Maylis de Kerangal semble avoir dans ce livre une vision cinématographique du monde qui, outre un lexique récurrent , transparaît surtout dans le montage de ses séquences et de ses plans. Elle ne se contente pas d'employer une technique narrative (ellipses et flashes-back) commune à la littérature et au cinéma, deux langages pourtant hétérogènes. Mais sa technique descriptive joue sur les angles de vue et les mouvements de caméra (champ et contre-champ, travelling panoramique, zoom, plongée et contre-plongée ...). On passe sans cesse du général au particulier dans une sorte de balancement entre élargissement et resserrement, l'auteure alternant de larges plans d'ensemble embrassant l'immensité du chantier ou de la ville, du ciel ou de la forêt, et des plans rapprochés se focalisant sur certains lieux et personnages, les individualisant tour à tour au moment où ils s'apprêtent à jouer un rôle précis, essentiel dans l'action. Elle braque alors ses projecteurs sur eux pour les faire émerger de l'ombre et apparaître à la lumière, les suivant en «poursuite» dans leurs déplacements.

Et cette lumière sculpte les corps, les rend palpables, l'écriture rapide (8) de Maylis de Kerangal captant de manière rapprochée  chaque geste significatif, chaque détail révélateur de la silhouette ou du visage (forme, matière, couleur), l'auteure se montrant attentive aux costumes, aux coiffures ou maquillages, à la texture même de la peau.

Par ailleurs, cette écriture très visuelle – renforcée par de nombreuses images qui se démarquent de la pratique littéraire habituelle en mêlant constamment le trivial et le poétique -, s'accompagne aussi, comme au cinéma, d'un travail approfondi de la «bande-son» rendant très présent ce bruyant chantier, avec un soin particulier apporté aux bruitages.
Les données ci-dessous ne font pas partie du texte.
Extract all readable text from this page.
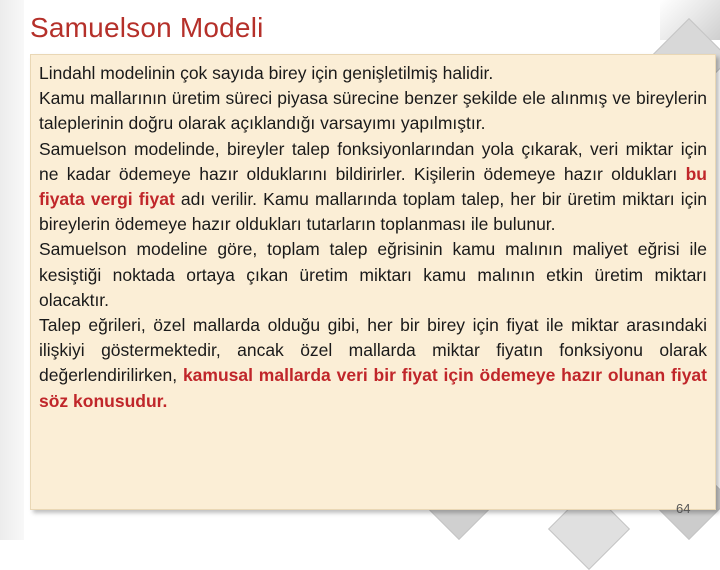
Samuelson Modeli

Lindahl modelinin çok sayıda birey için genişletilmiş halidir.

Kamu mallarının üretim süreci piyasa sürecine benzer şekilde ele alınmış ve bireylerin taleplerinin doğru olarak açıklandığı varsayımı yapılmıştır.

Samuelson modelinde, bireyler talep fonksiyonlarından yola çıkarak, veri miktar için ne kadar ödemeye hazır olduklarını bildirirler. Kişilerin ödemeye hazır oldukları bu fiyata vergi fiyat adı verilir. Kamu mallarında toplam talep, her bir üretim miktarı için bireylerin ödemeye hazır oldukları tutarların toplanması ile bulunur.

Samuelson modeline göre, toplam talep eğrisinin kamu malının maliyet eğrisi ile kesiştiği noktada ortaya çıkan üretim miktarı kamu malının etkin üretim miktarı olacaktır.

Talep eğrileri, özel mallarda olduğu gibi, her bir birey için fiyat ile miktar arasındaki ilişkiyi göstermektedir, ancak özel mallarda miktar fiyatın fonksiyonu olarak değerlendirilirken, kamusal mallarda veri bir fiyat için ödemeye hazır olunan fiyat söz konusudur.

64
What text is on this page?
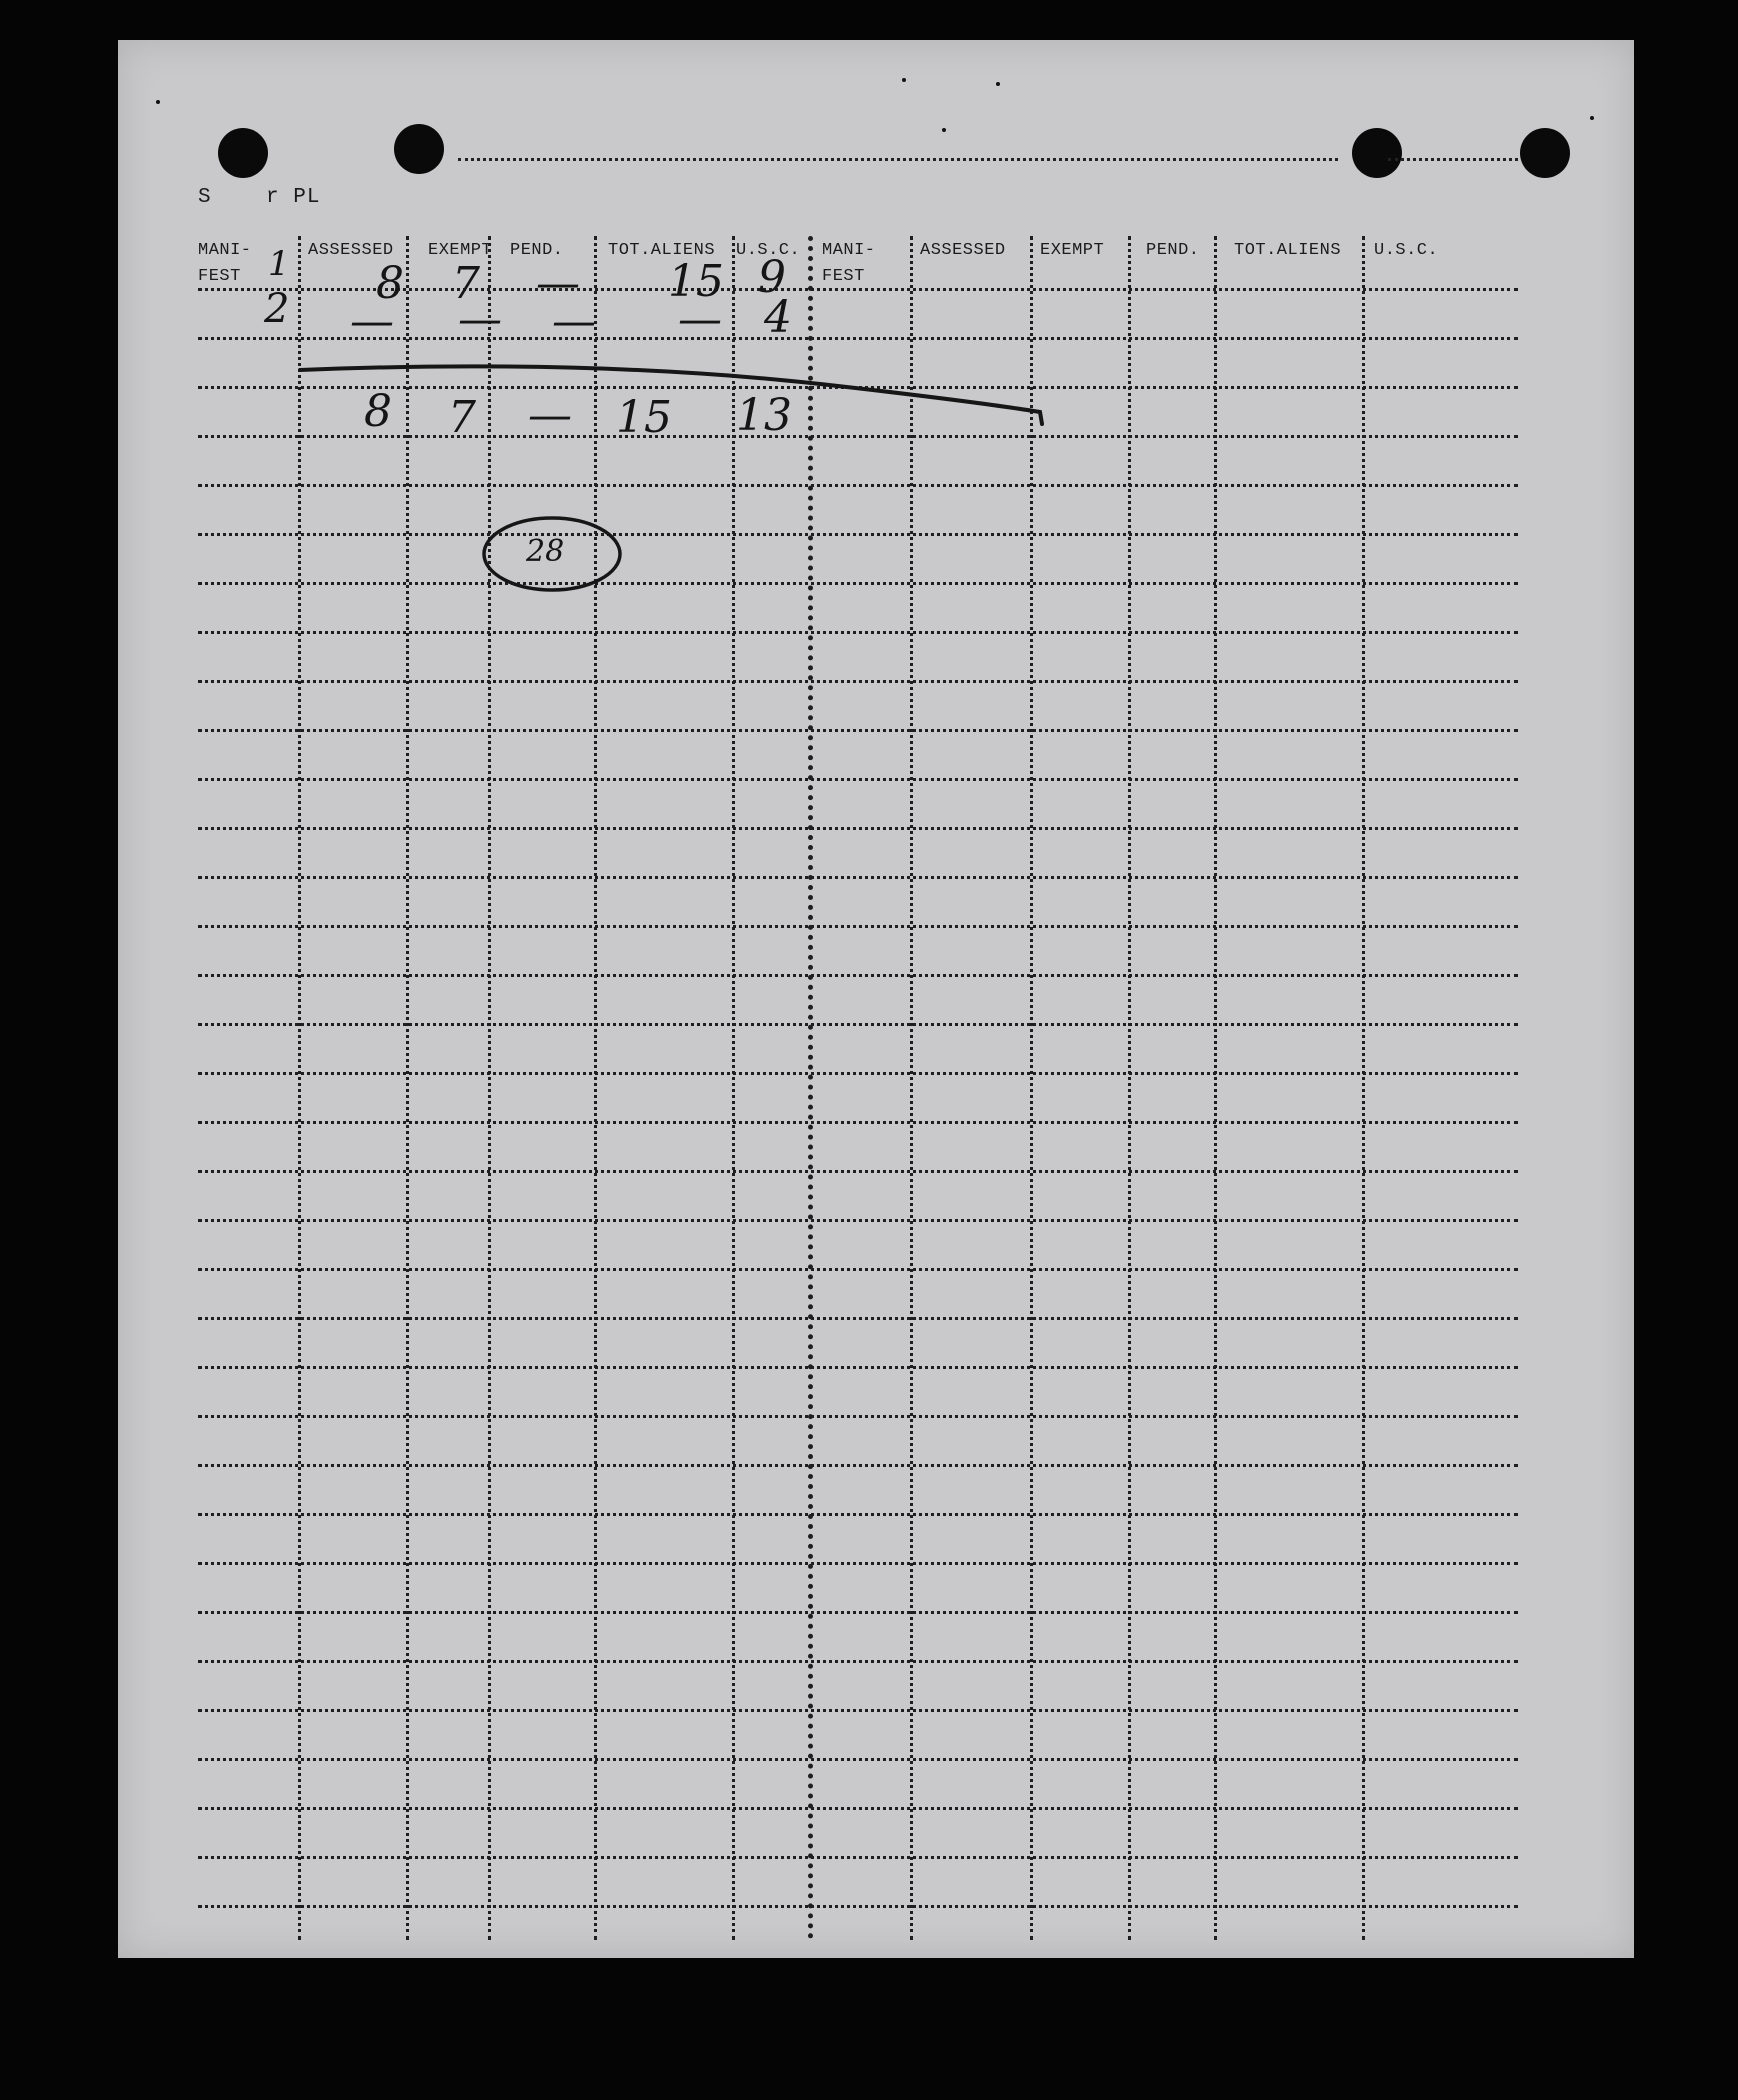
S    r PL
MANI-
FEST
ASSESSED EXEMPT PEND.	TOT.ALIENS U.S.C. MANI-
FEST
ASSESSED EXEMPT PEND. TOT.ALIENS U.S.C.
1 8 7 — 15 9
2 — — — — 4
8 7 — 15 13
28
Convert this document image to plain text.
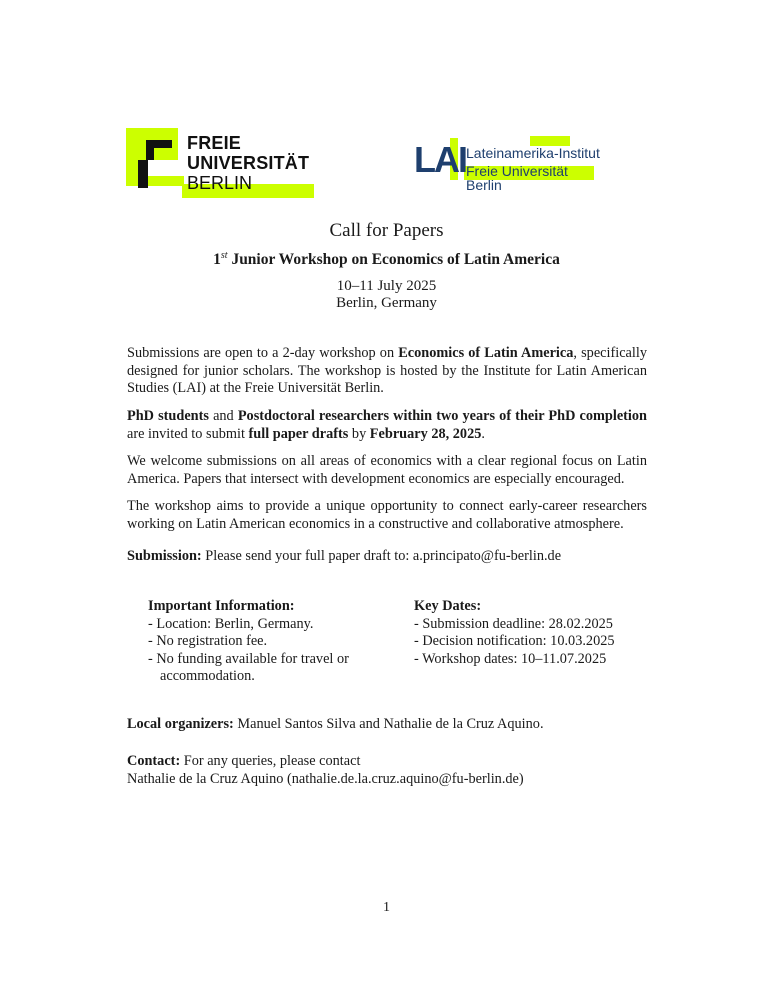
FREIE
UNIVERSITÄT
BERLIN
LAI Lateinamerika-Institut
Freie Universität Berlin
Call for Papers
1st Junior Workshop on Economics of Latin America
10–11 July 2025
Berlin, Germany
Submissions are open to a 2-day workshop on Economics of Latin America, specifically designed for junior scholars. The workshop is hosted by the Institute for Latin American Studies (LAI) at the Freie Universität Berlin.
PhD students and Postdoctoral researchers within two years of their PhD completion are invited to submit full paper drafts by February 28, 2025.
We welcome submissions on all areas of economics with a clear regional focus on Latin America. Papers that intersect with development economics are especially encouraged.
The workshop aims to provide a unique opportunity to connect early-career researchers working on Latin American economics in a constructive and collaborative atmosphere.
Submission: Please send your full paper draft to: a.principato@fu-berlin.de
Important Information:
- Location: Berlin, Germany.
- No registration fee.
- No funding available for travel or accommodation.
Key Dates:
- Submission deadline: 28.02.2025
- Decision notification: 10.03.2025
- Workshop dates: 10–11.07.2025
Local organizers: Manuel Santos Silva and Nathalie de la Cruz Aquino.
Contact: For any queries, please contact
Nathalie de la Cruz Aquino (nathalie.de.la.cruz.aquino@fu-berlin.de)
1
Et si ses personnages ne parlent pas beaucoup ou voient leurs quelques paroles totalement intégrées dans le récit, Maylis de Kerangal nous fait entendre leur «cacophonie interne», tout ce qui palpite en eux, traduisant leurs émotions de manière viscérale.

8) Souvent grâce à des effets de raccourci produits par l'omission des déterminants dans les accumulations d'adjectifs, de noms ou groupes nominaux, et amplifiés par un lexique inventif novateur (des adjectifs notamment) ou des comparaisons très parlantes faisant surgir, avec une grande économie de moyens, des images très fortes ...

 

Une langue omnivore

 

Maylis de Kerangal bouscule la syntaxe en utilisant tous les procédés connus à sa disposition pour jouer sur le rythme, pour scander et fluidifier,  mais l'aspect le plus novateur de son écriture réside à mon sens dans l'élargissement stupéfiant du vocabulaire dans lequel elle puise.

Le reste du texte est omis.